102mg of compound B4, light yellow solid, 55.6% m.p.223-224 ℃;¹H NMR(600MHz,DMSO)δ8.73(s,2H),8.64(s,1H),7.62(d,J＝13.7Hz,1H),4.14(s,1H),3.89(t,J＝7.5Hz,1H),3.87～3.82(m,1H),3.75(dd,J＝10.3,6.0Hz,1H),3.59(s,3H),3.54(s,1H),3.49～3.45(m,1H),2.33(d,J＝4.8Hz,1H),1.79(dd,J＝12.6,6.1Hz,1H),1.42～1.33(m,1H),1.14(s,1H),1.08～1.00(m,2H),0.94(t,J＝7.3Hz,5H)；¹³C NMR(151MHz,DMSO)δ176.1,165.9,154.0,152.4,150.4,141.8,136.2,134.4,118.1,106.5,62.0,54.5,54.1,53.2,43.5,40.8,23.5,12.0,9.3,8.8；HRMS(ESI)calcd for[(C₂₀H₂₅ClFN₃O₄－HCl)+H]⁺＝C₂₀H₂₄FN₃O₄(M+H)⁺390.1824,found 390.1798.

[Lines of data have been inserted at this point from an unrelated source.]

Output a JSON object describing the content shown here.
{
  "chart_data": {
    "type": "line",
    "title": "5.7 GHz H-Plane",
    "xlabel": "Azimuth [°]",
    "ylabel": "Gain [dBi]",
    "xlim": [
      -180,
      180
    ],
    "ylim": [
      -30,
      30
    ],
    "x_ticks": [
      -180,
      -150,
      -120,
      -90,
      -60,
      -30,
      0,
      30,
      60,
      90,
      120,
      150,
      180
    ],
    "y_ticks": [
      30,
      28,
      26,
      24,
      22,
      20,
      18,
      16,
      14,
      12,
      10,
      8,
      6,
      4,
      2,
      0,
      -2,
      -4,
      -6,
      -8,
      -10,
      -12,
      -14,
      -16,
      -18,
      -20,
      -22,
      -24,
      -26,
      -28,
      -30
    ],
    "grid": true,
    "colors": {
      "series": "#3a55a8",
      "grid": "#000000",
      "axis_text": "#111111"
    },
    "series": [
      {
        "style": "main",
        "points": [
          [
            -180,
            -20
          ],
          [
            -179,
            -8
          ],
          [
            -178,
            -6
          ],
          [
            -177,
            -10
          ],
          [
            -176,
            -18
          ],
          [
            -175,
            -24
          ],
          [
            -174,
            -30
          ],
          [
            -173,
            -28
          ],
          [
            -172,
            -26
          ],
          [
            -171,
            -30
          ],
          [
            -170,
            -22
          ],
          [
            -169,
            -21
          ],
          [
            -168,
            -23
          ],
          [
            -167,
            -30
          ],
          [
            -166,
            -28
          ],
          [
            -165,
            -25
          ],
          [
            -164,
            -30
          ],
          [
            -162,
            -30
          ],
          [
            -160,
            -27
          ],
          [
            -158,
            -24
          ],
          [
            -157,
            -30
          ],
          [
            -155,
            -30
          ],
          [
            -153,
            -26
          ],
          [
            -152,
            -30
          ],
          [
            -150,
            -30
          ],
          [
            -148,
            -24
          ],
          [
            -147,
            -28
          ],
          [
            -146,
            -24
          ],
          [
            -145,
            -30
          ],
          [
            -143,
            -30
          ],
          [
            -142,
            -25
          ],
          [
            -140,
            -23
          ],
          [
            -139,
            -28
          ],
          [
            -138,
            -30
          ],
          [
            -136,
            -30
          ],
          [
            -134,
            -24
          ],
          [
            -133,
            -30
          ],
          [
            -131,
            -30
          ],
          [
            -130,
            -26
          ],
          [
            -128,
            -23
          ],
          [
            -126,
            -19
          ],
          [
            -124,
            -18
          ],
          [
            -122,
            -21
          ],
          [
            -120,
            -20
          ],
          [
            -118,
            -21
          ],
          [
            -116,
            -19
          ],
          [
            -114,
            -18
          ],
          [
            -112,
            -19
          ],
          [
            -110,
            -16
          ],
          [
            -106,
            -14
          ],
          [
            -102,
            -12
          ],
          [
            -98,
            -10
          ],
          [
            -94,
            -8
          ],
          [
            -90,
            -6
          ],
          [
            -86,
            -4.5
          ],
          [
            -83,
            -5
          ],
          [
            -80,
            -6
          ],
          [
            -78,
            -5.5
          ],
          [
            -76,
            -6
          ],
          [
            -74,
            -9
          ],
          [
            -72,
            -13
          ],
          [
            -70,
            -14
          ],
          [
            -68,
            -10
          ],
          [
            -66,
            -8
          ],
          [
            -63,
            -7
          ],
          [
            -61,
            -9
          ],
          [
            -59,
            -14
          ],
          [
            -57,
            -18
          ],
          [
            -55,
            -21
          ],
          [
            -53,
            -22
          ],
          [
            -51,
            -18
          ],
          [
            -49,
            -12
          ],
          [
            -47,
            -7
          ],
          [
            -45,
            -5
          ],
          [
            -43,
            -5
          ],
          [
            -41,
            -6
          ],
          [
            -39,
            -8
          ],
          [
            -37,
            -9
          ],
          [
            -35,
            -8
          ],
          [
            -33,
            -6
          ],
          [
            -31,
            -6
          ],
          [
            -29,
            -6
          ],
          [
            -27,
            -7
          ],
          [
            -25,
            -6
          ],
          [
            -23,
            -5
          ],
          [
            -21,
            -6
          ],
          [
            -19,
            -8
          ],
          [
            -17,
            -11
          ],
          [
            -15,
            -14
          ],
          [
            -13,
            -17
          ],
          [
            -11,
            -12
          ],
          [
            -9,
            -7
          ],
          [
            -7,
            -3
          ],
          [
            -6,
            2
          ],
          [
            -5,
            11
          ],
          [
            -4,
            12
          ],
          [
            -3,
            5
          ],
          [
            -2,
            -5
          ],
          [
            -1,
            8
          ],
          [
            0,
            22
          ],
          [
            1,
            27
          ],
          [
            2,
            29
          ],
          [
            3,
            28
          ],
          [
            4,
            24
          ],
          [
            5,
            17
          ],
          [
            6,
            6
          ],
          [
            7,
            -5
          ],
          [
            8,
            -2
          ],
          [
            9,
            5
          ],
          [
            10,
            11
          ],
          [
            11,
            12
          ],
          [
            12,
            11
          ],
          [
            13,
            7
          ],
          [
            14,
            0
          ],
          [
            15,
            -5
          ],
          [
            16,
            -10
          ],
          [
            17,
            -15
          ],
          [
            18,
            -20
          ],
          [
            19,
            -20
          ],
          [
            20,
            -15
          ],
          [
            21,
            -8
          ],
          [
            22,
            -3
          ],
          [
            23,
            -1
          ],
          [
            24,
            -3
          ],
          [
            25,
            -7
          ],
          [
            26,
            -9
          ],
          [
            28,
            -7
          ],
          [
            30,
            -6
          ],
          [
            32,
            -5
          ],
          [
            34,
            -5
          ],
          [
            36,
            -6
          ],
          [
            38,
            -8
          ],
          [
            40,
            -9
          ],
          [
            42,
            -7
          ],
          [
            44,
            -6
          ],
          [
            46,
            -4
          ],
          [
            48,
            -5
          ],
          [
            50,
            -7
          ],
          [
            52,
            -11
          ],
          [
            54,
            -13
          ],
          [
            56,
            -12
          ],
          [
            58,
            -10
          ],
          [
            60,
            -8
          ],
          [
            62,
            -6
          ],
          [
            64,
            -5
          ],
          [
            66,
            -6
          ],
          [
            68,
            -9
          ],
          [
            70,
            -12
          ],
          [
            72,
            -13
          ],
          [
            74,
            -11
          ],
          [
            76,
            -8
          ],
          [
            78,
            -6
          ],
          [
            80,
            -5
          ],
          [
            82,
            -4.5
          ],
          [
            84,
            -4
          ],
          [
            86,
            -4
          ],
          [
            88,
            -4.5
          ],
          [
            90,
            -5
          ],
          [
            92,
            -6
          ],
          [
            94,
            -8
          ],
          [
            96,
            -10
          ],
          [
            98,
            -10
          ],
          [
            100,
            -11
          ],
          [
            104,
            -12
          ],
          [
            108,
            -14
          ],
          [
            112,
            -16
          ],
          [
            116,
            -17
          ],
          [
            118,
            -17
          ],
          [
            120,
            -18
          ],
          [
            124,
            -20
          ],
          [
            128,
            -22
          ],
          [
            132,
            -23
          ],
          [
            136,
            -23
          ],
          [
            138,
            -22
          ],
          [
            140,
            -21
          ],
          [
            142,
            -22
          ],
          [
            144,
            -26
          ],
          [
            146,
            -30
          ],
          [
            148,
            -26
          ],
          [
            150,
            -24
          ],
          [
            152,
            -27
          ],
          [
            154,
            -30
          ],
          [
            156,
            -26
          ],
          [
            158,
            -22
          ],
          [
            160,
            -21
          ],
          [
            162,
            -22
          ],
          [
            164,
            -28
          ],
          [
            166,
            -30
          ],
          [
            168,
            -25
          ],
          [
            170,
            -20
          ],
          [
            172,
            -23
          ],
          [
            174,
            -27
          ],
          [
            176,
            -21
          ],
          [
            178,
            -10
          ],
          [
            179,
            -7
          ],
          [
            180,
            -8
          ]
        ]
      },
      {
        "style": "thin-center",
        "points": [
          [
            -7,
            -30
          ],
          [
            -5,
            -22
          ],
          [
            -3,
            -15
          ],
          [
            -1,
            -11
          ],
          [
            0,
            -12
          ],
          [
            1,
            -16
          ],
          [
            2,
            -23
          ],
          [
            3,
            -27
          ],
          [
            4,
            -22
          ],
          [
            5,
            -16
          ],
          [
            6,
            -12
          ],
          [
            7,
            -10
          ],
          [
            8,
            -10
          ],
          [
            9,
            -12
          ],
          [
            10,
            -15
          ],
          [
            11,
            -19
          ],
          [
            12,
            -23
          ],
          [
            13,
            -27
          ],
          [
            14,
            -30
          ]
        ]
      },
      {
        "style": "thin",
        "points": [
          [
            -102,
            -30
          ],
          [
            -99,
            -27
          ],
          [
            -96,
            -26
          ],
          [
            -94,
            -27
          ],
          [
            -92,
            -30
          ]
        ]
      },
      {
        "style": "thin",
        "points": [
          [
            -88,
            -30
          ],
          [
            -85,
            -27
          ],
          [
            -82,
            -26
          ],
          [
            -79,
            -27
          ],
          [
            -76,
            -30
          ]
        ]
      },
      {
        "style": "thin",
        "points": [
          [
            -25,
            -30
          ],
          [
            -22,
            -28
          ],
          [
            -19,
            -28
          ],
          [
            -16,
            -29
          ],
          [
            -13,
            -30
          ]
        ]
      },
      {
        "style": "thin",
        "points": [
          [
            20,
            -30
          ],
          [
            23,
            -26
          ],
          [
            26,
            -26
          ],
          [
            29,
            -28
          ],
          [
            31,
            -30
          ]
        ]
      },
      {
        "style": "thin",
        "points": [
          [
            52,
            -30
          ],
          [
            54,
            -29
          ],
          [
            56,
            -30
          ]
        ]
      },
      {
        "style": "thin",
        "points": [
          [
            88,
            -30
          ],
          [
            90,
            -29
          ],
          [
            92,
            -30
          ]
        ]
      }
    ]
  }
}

antimicrobial Activity test

In order to evaluate the antibacterial activity of fluoroquinolone derivatives, the present invention uses a filter paper method, and uses levofloxacin and DMSO as a positive control and a negative control, and the inhibitory activity of synthesized 10 target compounds on Escherichia coli (Escherichia coli), Staphylococcus aureus (Staphylococcus aureus) and tetracoccus (Micrococcus tetragenus) is determined, and the test results are shown in table 1:

TABLE 1 antibacterial Activity of the target Compounds

The results showed that the concentration was 6 mg. multidot.mL^-1At the concentration, the 10 target compounds synthesized by the invention have good inhibitory activity on 3 test bacteria. The inhibiting diameter of the target compound to the escherichia coli is 16.1-25.9 mm, wherein the inhibiting activity of A2 to the escherichia coli is the highest, and the inhibiting radius reaches levofloxacin82.5% of; the inhibiting diameter of the target compound to staphylococcus aureus is 13.9-24.0 mm, wherein the inhibiting activity of A1 to staphylococcus aureus is the highest, and the inhibiting radius reaches 81.6% of that of levofloxacin; the inhibiting diameter of the target compound to the tetracoccus is 14.2-24.8 mm, wherein the inhibiting radius of A5 exceeds that of levofloxacin, and the inhibiting radius is 119.3% of that of levofloxacin. The substituent at the C7 position of the compound A2 and the substituent at the C1 are the same, and the inhibition effect on the three test bacteria is basically the same; the substituent of the C7 position of the compound A4 is the same as that of the C2, but the inhibitory activity of the A4 to staphylococcus aureus and tetralococcus is obviously higher than that of the B2, and the inhibitory activity to escherichia coli is not obviously different. In general, 10 compounds synthesized by the present invention have inhibitory activity against three test bacteria, and the antibacterial activity of six compounds synthesized using the raw material 1a as a precursor is slightly higher than that of four compounds synthesized using the raw material 1b as a precursor.